A paper published in Bioacoustics explains how researchers have been able to estimate the age of an elephant based on its vocal sounds. Results showed that they could distinguish infants, calves, juveniles, and adults with 70% accuracy and youngsters (infants/calves) from adults with 95% accuracy. The call feature that was most useful for doing this was overall frequency — not surprisingly, since vocal frequency usually decreases as an animal grows larger.
The need to control and monitor elephant populations is evident everywhere because poaching, human disturbances, habitat loss and the resulting human-elephant conflict pose serious threats to elephant populations worldwide.
Acoustic recordings are an efficient way (apart from cost-intensive and invasive global positioning system (GPS) and satellite tracking) to sample populations and to obtain reliable estimates of species occurrence and potential abundance.
Elephants produce powerful sounds with frequencies in the infrasonic range, called ‘rumbles’. They are largely below the range of human hearing yet can travel distances of up to several kilometres. Elephants are ideally suited for acoustic monitoring even in dense forests. It has been known that these sounds could be used to count elephants remotely but not determine the age, until now.
“That elephants produce these incredibly low frequency sounds which travel across many kilometres is amazing enough. But what’s even more amazing is that these sounds can be used to assess not just the number, but the ages, of elephants over large distances. That’s a powerful tool for conservation, and one that’s less invasive and more cost effective than other methods, such as radio-tagging,” said Andrew Horn, American Editor of Bioacoustics, Dalhousie University, Canada.

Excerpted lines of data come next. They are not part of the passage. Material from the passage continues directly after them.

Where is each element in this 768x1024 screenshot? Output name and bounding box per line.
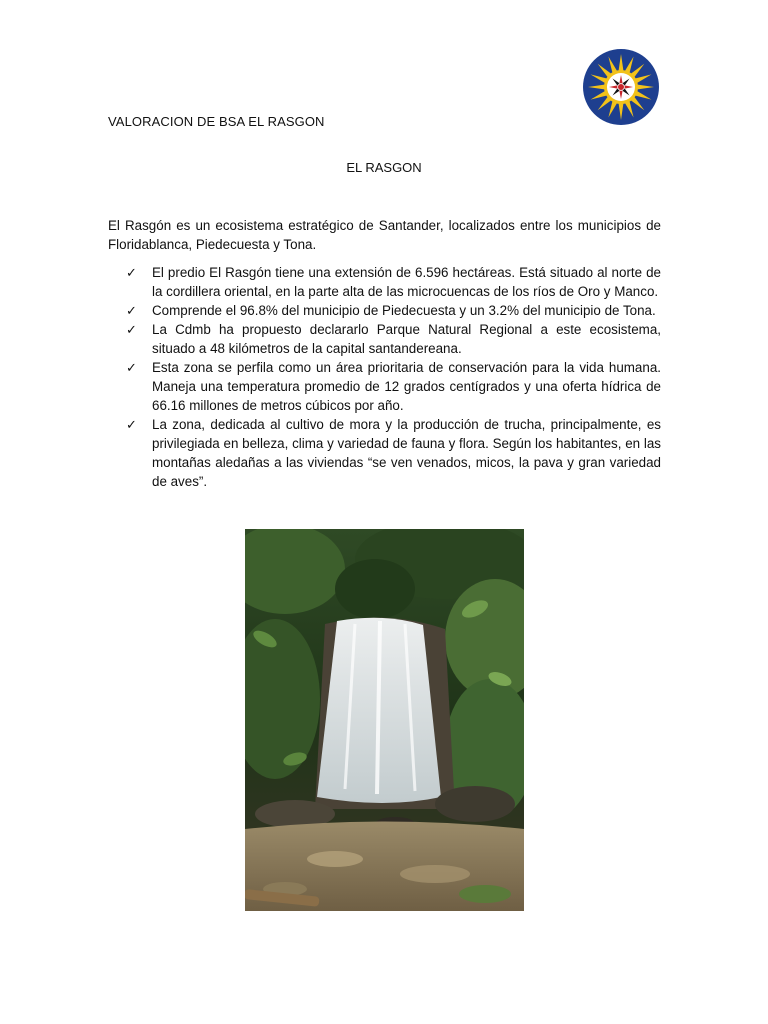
checkmark-icon: ✓ <box>126 360 137 375</box>
waterfall-photo <box>245 529 524 911</box>
document-header-title: VALORACION DE BSA EL RASGON <box>108 114 325 129</box>
university-seal-icon <box>582 48 660 126</box>
list-item-text: Esta zona se perfila como un área prioritaria de conservación para la vida humana. Maneja una temperatura promedio de 12 grados centígrados y una oferta hídrica de 66.16 millones de metros cúbicos por año. <box>152 360 661 413</box>
checkmark-icon: ✓ <box>126 265 137 280</box>
list-item-text: La zona, dedicada al cultivo de mora y la producción de trucha, principalmente, es privilegiada en belleza, clima y variedad de fauna y flora. Según los habitantes, en las montañas aledañas a las viviendas “se ven venados, micos, la pava y gran variedad de aves”. <box>152 417 661 489</box>
list-item <box>108 415 661 491</box>
list-item-text: Comprende el 96.8% del municipio de Piedecuesta y un 3.2% del municipio de Tona. <box>152 303 656 318</box>
list-item-text: La Cdmb ha propuesto declararlo Parque Natural Regional a este ecosistema, situado a 48 kilómetros de la capital santandereana. <box>152 322 661 356</box>
checkmark-icon: ✓ <box>126 303 137 318</box>
list-item-text: El predio El Rasgón tiene una extensión de 6.596 hectáreas. Está situado al norte de la cordillera oriental, en la parte alta de las microcuencas de los ríos de Oro y Manco. <box>152 265 661 299</box>
list-item <box>108 320 661 358</box>
section-title: EL RASGON <box>346 160 422 175</box>
checkmark-icon: ✓ <box>126 322 137 337</box>
list-item <box>108 358 661 415</box>
checkmark-icon: ✓ <box>126 417 137 432</box>
intro-paragraph: El Rasgón es un ecosistema estratégico de Santander, localizados entre los municipios de Floridablanca, Piedecuesta y Tona. <box>108 218 661 252</box>
bullet-list <box>108 263 661 491</box>
list-item <box>108 263 661 301</box>
list-item <box>108 301 661 320</box>
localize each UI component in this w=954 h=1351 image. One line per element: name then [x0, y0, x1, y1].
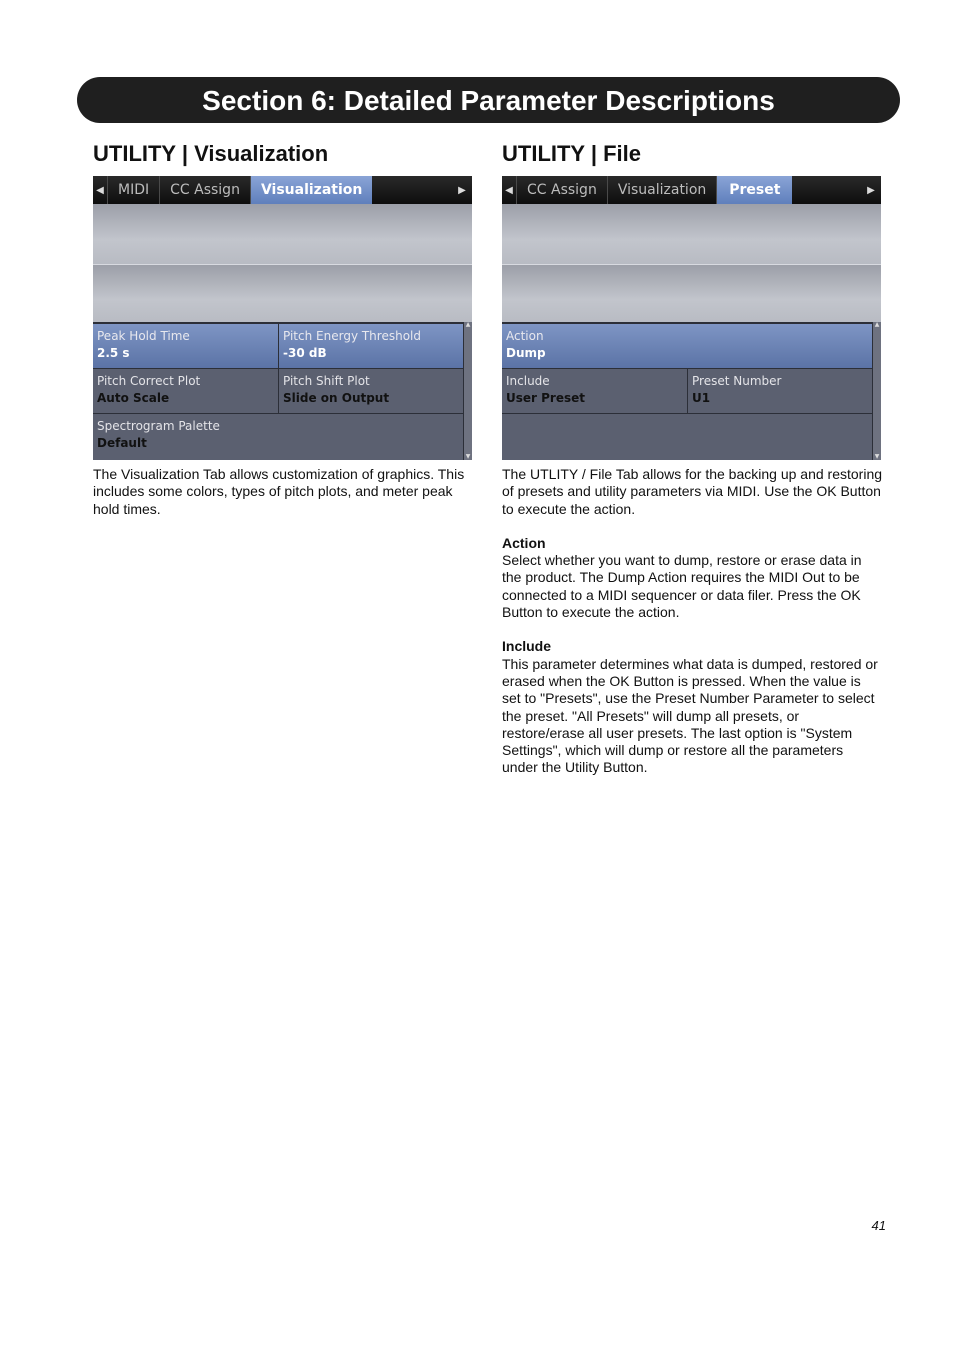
param-value: Default — [97, 436, 147, 450]
display-area-bottom — [93, 264, 472, 323]
parameter-scrollbar[interactable] — [463, 322, 472, 460]
display-area-bottom — [502, 264, 881, 323]
file-description: The UTLITY / File Tab allows for the backing up and restoring of presets and utility parameters via MIDI. Use the OK Button to execute the action. — [502, 466, 883, 517]
param-value: 2.5 s — [97, 346, 130, 360]
tab-preset[interactable]: Preset — [716, 176, 792, 204]
tab-left-arrow-icon[interactable]: ◀ — [505, 184, 513, 196]
scroll-down-icon[interactable]: ▼ — [874, 453, 880, 460]
tab-midi[interactable]: MIDI — [107, 176, 159, 204]
tab-bar — [93, 176, 472, 204]
parameter-scrollbar[interactable] — [872, 322, 881, 460]
empty-parameter-row — [502, 414, 873, 460]
parameter-row — [93, 369, 464, 414]
visualization-column — [93, 140, 473, 518]
visualization-screenshot — [93, 176, 472, 460]
param-label: Spectrogram Palette — [97, 419, 220, 433]
page-number: 41 — [871, 1218, 886, 1233]
parameter-row — [93, 414, 464, 460]
param-label: Pitch Energy Threshold — [283, 329, 421, 343]
parameter-row — [502, 324, 873, 369]
action-subheading: Action — [502, 534, 546, 551]
tab-visualization[interactable]: Visualization — [250, 176, 372, 204]
action-param[interactable] — [502, 324, 873, 368]
tab-right-arrow-icon[interactable]: ▶ — [458, 184, 466, 196]
pitch-energy-threshold-param[interactable] — [278, 324, 464, 368]
param-label: Include — [506, 374, 550, 388]
file-heading: UTILITY | File — [502, 141, 641, 166]
param-value: Slide on Output — [283, 391, 390, 405]
include-subheading: Include — [502, 638, 552, 655]
tab-cc-assign[interactable]: CC Assign — [516, 176, 607, 204]
scroll-up-icon[interactable]: ▲ — [874, 321, 880, 328]
display-area-top — [502, 204, 881, 264]
include-paragraph: This parameter determines what data is dumped, restored or erased when the OK Button is pressed. When the value is set to "Presets", use the Preset Number Parameter to select the preset. "All Presets" will dump all presets, or restore/erase all user presets. The last option is "System Settings", which will dump or restore all the parameters under the Utility Button. — [502, 655, 878, 776]
peak-hold-time-param[interactable] — [93, 324, 278, 368]
param-label: Pitch Shift Plot — [283, 374, 370, 388]
tab-right-arrow-icon[interactable]: ▶ — [867, 184, 875, 196]
action-paragraph: Select whether you want to dump, restore or erase data in the product. The Dump Action requires the MIDI Out to be connected to a MIDI sequencer or data filer. Press the OK Button to execute the action. — [502, 552, 862, 621]
pitch-correct-plot-param[interactable] — [93, 369, 278, 413]
page-title: Section 6: Detailed Parameter Descriptions — [202, 85, 775, 116]
parameter-panel — [93, 322, 464, 460]
visualization-heading: UTILITY | Visualization — [93, 141, 329, 166]
pitch-shift-plot-param[interactable] — [278, 369, 464, 413]
tab-cc-assign[interactable]: CC Assign — [159, 176, 250, 204]
parameter-panel — [502, 322, 873, 460]
tab-bar — [502, 176, 881, 204]
param-value: -30 dB — [283, 346, 327, 360]
param-label: Action — [506, 329, 544, 343]
include-param[interactable] — [502, 369, 687, 413]
visualization-description: The Visualization Tab allows customization of graphics. This includes some colors, types of pitch plots, and meter peak hold times. — [93, 466, 465, 517]
param-value: User Preset — [506, 391, 585, 405]
display-area-top — [93, 204, 472, 264]
scroll-up-icon[interactable]: ▲ — [465, 321, 471, 328]
file-column — [502, 140, 882, 777]
parameter-row — [502, 369, 873, 414]
spectrogram-palette-param[interactable] — [93, 414, 464, 460]
param-value: Auto Scale — [97, 391, 170, 405]
parameter-row — [93, 324, 464, 369]
tab-visualization[interactable]: Visualization — [607, 176, 716, 204]
param-value: U1 — [692, 391, 711, 405]
scroll-down-icon[interactable]: ▼ — [465, 453, 471, 460]
param-label: Preset Number — [692, 374, 782, 388]
param-label: Peak Hold Time — [97, 329, 190, 343]
param-value: Dump — [506, 346, 546, 360]
file-screenshot — [502, 176, 881, 460]
param-label: Pitch Correct Plot — [97, 374, 201, 388]
section-title-banner — [77, 77, 900, 123]
tab-left-arrow-icon[interactable]: ◀ — [96, 184, 104, 196]
preset-number-param[interactable] — [687, 369, 873, 413]
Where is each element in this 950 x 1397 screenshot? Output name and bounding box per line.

The researchers statistically analysed the frequency patterns of calls given by different individuals. Identifying which individual is calling in a group of elephants is extremely hard, but the researchers managed by watching the elephants carefully, noting when they opened their mouths or gave other signs of calling.
Automated extraction of a fundamental frequency (the lowest frequency of a periodic waveform) from an audio signal is a challenging task. Noise often masks the frequency contours, making the contours difficult to detect and track automatically. In noisy recordings, the features were unable to detect the fundamental frequency robustly and generated false estimates.
Conservationists might now be able to monitor not only the number, but also the demographics, of elephant groups over large distances.